The grant from the Pennsylvania Department of Community and Economic Development will pay for traffic safety equipment and upgraded patrol car cameras that will synchronize with new body cameras, according to police Chief Mike Naviglia. Allegheny Regional covers Springdale Township and Cheswick.
Most local police and sheriff’s offices acquire body cameras to improve officer safety, increase evidence quality and reduce civilian complaints and agency liability, according to a 2016 report from the U.S. Department of Justice.
Such is the case with the Allegheny Valley Regional Police, Naviglia said.
“We wanted the body cameras mostly to protect police officers from false accusations,” he said.
The department is in the process of buying 10 cameras for its two full-time and eight part-time officers, Naviglia said. He expects that the upgraded patrol car cameras and body cameras will be operational by the end of the year.
“I think they are invaluable tools,” said West View police Chief Bruce Fromlak, president of the Western Pennsylvania Chiefs’ of Police Association.
“The trend is going to be that these cameras will be on every police officer in the future,” said Fromlak, who has worked in law enforcement for 35 years.

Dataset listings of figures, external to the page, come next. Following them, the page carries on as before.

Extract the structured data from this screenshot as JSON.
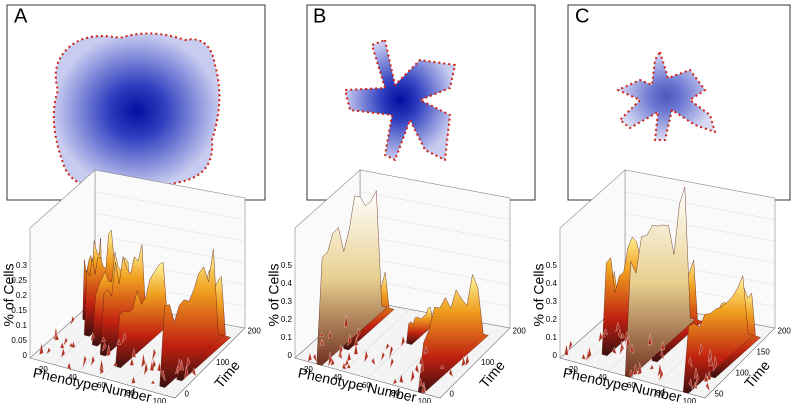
{
  "panels": [
    {
      "label": "A",
      "plot": {
        "zlabel": "% of Cells",
        "xlabel": "Phenotype Number",
        "ylabel": "Time",
        "zticks": [
          "0",
          "0.05",
          "0.1",
          "0.15",
          "0.2",
          "0.25",
          "0.3"
        ],
        "xticks": [
          "20",
          "40",
          "60",
          "80",
          "100"
        ],
        "yticks": [
          "0",
          "100",
          "200"
        ]
      }
    },
    {
      "label": "B",
      "plot": {
        "zlabel": "% of Cells",
        "xlabel": "Phenotype Number",
        "ylabel": "Time",
        "zticks": [
          "0",
          "0.1",
          "0.2",
          "0.3",
          "0.4",
          "0.5"
        ],
        "xticks": [
          "20",
          "40",
          "60",
          "80",
          "100"
        ],
        "yticks": [
          "0",
          "100",
          "200"
        ]
      }
    },
    {
      "label": "C",
      "plot": {
        "zlabel": "% of Cells",
        "xlabel": "Phenotype Number",
        "ylabel": "Time",
        "zticks": [
          "0",
          "0.1",
          "0.2",
          "0.3",
          "0.4",
          "0.5"
        ],
        "xticks": [
          "20",
          "40",
          "60",
          "80",
          "100"
        ],
        "yticks": [
          "50",
          "100",
          "150",
          "200"
        ]
      }
    }
  ]
}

Nearly half of U.S. law enforcement agencies had body-worn cameras by 2016, according to a Bureau of Justice Statistics survey. In the same survey, about a third of sheriff’s offices and local police departments that didn’t have cameras said they were likely to consider acquiring them within the year.
West View is in the process of getting into a “lease to buy” agreement to obtain body cameras this year.
The cameras can diffuse a situation when people know they are being filmed, Fromlak said.
But the cameras do more when it comes to revisiting a police scene: “This tool enables us to give a clear picture, literally, of what happened,” he said.
Having the cameras often comes down to the cost, according to Fromlak, who is also West View’s borough manager. “You have to think about much money there is to pave a road as well,” he said. The going rate for the cameras is about $900 each, according to Fromlak.
Naviglia said his small department could not have afforded the cameras without the state grant.
But like any other innovation, over time, the cost of body cameras will go down as the technology gets better, Fromlak said.
Several police shootings sparked interest in police body cameras about five years ago, according to a recent report by the Pew Charitable Trust.
Viral videos of police shootings on social media websites propelled the Obama administration in 2015 to award more than $23 million in federal grants for law enforcement agencies of all sizes to buy body cameras, according to the Trust’s report.